The city is working with landlords, one by one, to try to eradicate Hamilton apartment buildings of bed bugs. But it may never know whether the taxpayer-funded, $1 million effort has worked.
'There's no bed bug census.' - Terry Quinn, project lead
The city is one year into a three-year program to kill off bed bugs, which local health officials have called a near epidemic.
The insects cause devastation, shame and money troubles with everyone they touch, says Terry Quinn, Hamilton's project lead.
They suck blood from sleeping humans. They're so pervasive that they often travel from apartment to apartment through light fixtures. Preparing one apartment for treatment costs as much as $2,000, and often, the pesticide doesn't work.
Quinn says the current strategy has revealed dozens of infested units. But he'll never really know when the city is free of them.
"We don't know how many bed bugs there are now, and we won't know how many there are at the end of the day," he said. "There's no bed bug census."
'This collaborative effort is making a difference in the battle against bed bugs.' - David Horwood, Effort Trust
The only way to know if the million-dollar effort has worked, Quinn said, is if more people call to complain about them. And on that note, it's working.
In the last year, the city has helped 48 residents prepare for bed bug treatment — important since those afflicted are often elderly or disabled. It's helped 66 residents with consultation and medication.
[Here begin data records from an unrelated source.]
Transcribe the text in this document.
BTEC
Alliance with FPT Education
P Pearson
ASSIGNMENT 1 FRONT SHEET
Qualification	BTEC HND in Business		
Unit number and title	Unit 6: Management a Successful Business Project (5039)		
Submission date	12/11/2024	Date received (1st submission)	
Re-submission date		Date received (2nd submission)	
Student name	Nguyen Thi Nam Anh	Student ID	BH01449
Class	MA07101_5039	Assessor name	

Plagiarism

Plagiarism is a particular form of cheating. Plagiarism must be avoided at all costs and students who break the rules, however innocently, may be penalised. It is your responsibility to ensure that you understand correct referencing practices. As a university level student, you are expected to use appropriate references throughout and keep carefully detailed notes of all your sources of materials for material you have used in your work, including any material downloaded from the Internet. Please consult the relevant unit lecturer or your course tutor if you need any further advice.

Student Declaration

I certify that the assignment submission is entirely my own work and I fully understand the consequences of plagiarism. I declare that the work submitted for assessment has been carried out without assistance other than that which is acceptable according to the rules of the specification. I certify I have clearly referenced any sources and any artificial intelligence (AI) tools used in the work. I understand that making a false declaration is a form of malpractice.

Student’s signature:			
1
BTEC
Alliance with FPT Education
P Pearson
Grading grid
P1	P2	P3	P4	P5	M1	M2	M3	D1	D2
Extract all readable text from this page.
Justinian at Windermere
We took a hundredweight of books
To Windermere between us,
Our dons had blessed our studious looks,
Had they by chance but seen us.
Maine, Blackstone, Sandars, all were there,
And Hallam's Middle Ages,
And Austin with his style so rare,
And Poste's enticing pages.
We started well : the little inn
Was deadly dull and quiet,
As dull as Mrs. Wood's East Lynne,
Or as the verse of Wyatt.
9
It's also trained more than 300 property management staff in integrated pest management, which includes a system of pesticide treatment and regular checking.
The city has also urged landlords to check other units when if one is infested. That's revealed dozens of cases where people had bed bugs and either didn't know about it, or hadn't told anyone, Quinn said.
"I can point to four or five buildings where they found bed bug infestations they didn't know about," he said. "The lowest number was one. The highest was 12."
The city also distributing posters and videos around how to do laundry if you have bed bugs, or reasons not to pick up furniture from the side of the road.
"Presumably, if people are seeing the videos, then they're able to follow them," Quinn said.
Quinn updated the city's emergency and community services committee this week, where Coun. Terry Whitehead of Ward 8 asked the question of the hour.
"Are we winning the war?" he asked Quinn.
In 2014, when council approved the strategy, health officials said bed bug calls had increased by 600 per cent since 2006.
But Quinn said the answer isn't simple.
"It's too soon to say if it's getting better," Quinn said afterward. "What we are seeing is the places where we're taking an integrated pest management approach are seeing benefits."
That includes Effort Trust. The company has 8,000 rental units around Hamilton, and has worked with the city and learned from the strategy, says Ivan Murgic, director of property operations. That includes implementing a "no shame, no blame" policy with tenants.
"It's hard to know if the bed bug problem is getting better or worse," Murgic said.
"One of the challenges is that some tenants do not realize they have an issue and/or do not report an infestation in a timely manner. Unfortunately, there is still a stigma to reporting a problem sometimes. Through education, training, proactive inspections, improved methods of treatment and monitoring, we have seen significant improvement in our properties."
Quinn said efforts over the next year will focus on stigma. Bed bugs are not related to cleanliness, he said, and are usually not the tenant's fault.
Many, he said, are still afraid to report bed bugs to their landlords.
Effort Trust says it's focusing on that too.
"Through innovative partnerships just like this, the private sector and social housing authorities can make real progress on issues affecting renters across the affordability spectrum," said vice president David Horwood.
"This collaborative effort is making a difference in the battle against bed bugs."